“When a woman is ‘too much’, she is essentially uncontrollable and unashamed. That makes her dangerous.” Mona Eltahawy’s feminist manifesto Seven Necessary Sins is a brash, rage-fuelled “fuck-you to the patriarchy,” a book whose defiant tone is clear from the first sentence to the last. Written by a woman who has made it her life’s work to be “too much”, her book is both a call to arms and a how-to guide into battle.
Eltahawy is an Egyptian-American author and award-winning public speaker whose work has been published in the Guardian, the New York Times and the Washington Post. She frequently speaks about current affairs on the BBC, CNN, Al Jazeera and other media outlets, where her goal is “always to disrupt the patriarchy”.
Her second book – following the acclaimed Headscarves and Hymens – was published in the US last year, and it is fitting that the independent Irish publisher Tramp Press has brought it to readers this side of the water, adding to a successful non-fiction catalogue that includes contemporary feminist titles such as Emily Pine's Notes to Self and Doireann Ní Ghríofa's A Ghost in the Throat.

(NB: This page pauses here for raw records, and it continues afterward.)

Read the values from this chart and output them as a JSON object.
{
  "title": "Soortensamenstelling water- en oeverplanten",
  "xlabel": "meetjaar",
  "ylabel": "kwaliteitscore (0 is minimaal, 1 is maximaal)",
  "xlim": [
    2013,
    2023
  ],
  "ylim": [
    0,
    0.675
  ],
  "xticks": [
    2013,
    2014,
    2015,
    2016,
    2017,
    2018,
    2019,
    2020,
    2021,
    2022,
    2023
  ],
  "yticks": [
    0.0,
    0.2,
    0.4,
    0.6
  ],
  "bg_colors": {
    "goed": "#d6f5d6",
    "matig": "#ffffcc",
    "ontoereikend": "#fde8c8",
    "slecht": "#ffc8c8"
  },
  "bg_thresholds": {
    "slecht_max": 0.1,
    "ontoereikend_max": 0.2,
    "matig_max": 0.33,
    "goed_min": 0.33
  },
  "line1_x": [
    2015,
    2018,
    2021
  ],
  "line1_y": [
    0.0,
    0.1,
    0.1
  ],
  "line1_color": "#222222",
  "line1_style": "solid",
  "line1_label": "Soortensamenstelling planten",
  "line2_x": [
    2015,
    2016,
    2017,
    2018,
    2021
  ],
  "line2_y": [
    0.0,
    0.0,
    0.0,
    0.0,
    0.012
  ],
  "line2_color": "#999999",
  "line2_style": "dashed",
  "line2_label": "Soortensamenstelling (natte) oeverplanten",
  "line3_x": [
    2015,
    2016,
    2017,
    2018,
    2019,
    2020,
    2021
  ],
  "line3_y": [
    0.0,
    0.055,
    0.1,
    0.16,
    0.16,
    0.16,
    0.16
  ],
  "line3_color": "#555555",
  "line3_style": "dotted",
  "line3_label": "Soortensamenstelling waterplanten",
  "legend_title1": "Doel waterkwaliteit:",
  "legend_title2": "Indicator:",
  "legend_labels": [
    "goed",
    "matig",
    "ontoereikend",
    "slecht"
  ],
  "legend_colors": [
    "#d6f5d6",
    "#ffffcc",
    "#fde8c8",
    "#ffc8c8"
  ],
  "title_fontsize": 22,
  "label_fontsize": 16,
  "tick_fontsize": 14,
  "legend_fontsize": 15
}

The eloquent and considered prose style of these works is missing from Eltahawy's book, which often reads like rhetoric. Elsewhere, the author's journalistic background is evident in long passages of reportage told in flat, pedestrian language. Some of the most memorable lines in the book come from the quotes of other women, such as the South African businesswoman and feminist Owethu Makhatini ("Set everything on fire and start all over"); writer and actress Mindy Kaling ("And the scary thing I have noticed is that some people really feel uncomfortable around women who don't hate themselves"); and the American poet Audre Lorde ("Your silence will not protect you").
Plenty to applaud
Beyond these stylistic issues, there is plenty to applaud. The extent of Eltahawy’s knowledge is astonishing – she brings the reader on a journey through the many horrors done to women by the patriarchy in countries across the word in these so-called civilised times.

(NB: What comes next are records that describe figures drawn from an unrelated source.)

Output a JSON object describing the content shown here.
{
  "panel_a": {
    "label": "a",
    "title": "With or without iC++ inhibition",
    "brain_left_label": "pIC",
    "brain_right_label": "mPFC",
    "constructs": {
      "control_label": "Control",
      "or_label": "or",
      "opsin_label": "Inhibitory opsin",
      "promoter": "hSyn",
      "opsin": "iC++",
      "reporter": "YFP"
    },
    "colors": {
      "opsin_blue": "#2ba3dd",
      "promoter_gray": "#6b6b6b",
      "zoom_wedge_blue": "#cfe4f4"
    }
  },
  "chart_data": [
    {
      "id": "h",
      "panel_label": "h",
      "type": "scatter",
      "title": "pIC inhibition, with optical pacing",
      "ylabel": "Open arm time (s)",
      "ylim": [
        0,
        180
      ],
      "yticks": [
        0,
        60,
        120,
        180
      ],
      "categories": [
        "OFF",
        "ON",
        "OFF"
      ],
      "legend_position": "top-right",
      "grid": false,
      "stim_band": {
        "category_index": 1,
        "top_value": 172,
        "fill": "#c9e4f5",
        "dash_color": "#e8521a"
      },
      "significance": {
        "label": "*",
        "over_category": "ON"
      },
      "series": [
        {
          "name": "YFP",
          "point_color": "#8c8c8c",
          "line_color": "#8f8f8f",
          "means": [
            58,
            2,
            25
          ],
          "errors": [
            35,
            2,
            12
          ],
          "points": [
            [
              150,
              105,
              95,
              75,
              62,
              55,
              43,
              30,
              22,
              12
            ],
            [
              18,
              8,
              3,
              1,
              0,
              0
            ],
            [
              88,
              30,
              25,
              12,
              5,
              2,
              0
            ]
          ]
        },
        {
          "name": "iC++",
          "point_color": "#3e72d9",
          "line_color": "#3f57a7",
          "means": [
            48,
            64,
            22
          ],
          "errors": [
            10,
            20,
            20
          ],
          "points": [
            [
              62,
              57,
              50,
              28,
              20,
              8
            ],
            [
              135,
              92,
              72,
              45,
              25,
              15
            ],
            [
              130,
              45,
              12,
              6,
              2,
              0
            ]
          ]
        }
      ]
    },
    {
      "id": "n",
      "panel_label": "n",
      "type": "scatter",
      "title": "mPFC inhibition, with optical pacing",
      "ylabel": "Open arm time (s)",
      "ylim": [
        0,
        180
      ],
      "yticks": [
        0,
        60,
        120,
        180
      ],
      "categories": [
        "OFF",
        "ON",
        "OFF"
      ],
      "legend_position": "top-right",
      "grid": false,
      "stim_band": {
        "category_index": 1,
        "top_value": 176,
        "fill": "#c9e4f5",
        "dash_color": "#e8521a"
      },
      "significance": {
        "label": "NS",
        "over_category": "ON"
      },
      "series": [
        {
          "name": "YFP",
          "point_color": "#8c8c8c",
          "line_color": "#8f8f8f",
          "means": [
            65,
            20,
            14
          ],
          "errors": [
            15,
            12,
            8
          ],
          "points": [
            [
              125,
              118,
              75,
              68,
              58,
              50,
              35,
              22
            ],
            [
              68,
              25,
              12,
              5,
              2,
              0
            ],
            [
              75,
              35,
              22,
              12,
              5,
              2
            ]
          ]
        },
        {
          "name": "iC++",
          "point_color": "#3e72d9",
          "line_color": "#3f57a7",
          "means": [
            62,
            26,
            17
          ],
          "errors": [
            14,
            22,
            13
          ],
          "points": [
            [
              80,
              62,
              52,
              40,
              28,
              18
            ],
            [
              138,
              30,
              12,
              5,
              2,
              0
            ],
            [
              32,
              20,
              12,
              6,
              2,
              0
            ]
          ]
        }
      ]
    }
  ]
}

Structurally, the book is divided into seven "sins" that Eltahawy says women are socialised to avoid: anger, attention, profanity, ambition, power, violence and lust. There is great urgency in the first two sections, Anger and Profanity. The book opens with accounts of the author being sexually assaulted, first as a teenager on a pilgrimage to Mecca in Saudi Arabia ("If at that most sacred of temples – the holiest site of my religion – I am not safe from predatory hands, where am I safe?") and latterly as an adult woman in a nightclub in Montreal.
The difference between the two incidents is that Eltahawy fought back in the club, or as she puts it herself, “I was still high on the glory of beating up a man who had sexually assaulted me”. Eltahawy hangs on to this high for the duration of the book, giving a fresh, vital quality to the manifesto.
The standout chapter is Power, where the author forensically details the blatant misogyny seen in political regimes across the world, from Trump's America and Putin's Russia to Bolsonaro's Brazil: "Almost two decades into the twenty-first century, it is clear that Donald Trump is just one of several men who [came] to power on an unabashedly patriarchal and authoritarian agenda. The leaders of Russia, China, Egypt, the Philippines, Hungary, Poland, Turkey, Italy, and India especially come to mind."
Eltahawy’s knowledge of international affairs, from Bolsonaro’s support base – “the BBB bloc: do boi, da Bíblia e da bala, or beef, Bible, and bullets” – to a supreme court ruling in India allowing women access to sacred temples, to a luxury hotel and spa in Višegrad that had been used as a rape concentration camp during the Bosnian war in the 1990s, shows us an activist who has painstakingly educated herself about the atrocities done to women in recent times and who now wishes to educate the world.
Wake-up call
Her book is meticulously researched – a 10th of it is given over to citations – and particularly astute on the need for intersectional feminism. Eltahawy, who identifies in later life as both queer and polyamorous, issues a wake-up call to white women of privilege who “have allowed their race to trump their gender, believing that their docility, compliance, and allegiance to white supremacy will protect them from the ravages of patriarchy that the rest of us experience”.
One of many interesting facets is her consideration of the “double bind” of women of colour who find themselves dealing with both misogyny and racism.
Seven Necessary Sins is not an easy read, nor is it intended to be. Mixing personal experience, including a fascinating first-person account of the Arab Spring in Tahir Square, with stories of intersectional activists from around the world, the book is a bracing, honest account of what it means to be a feminist today.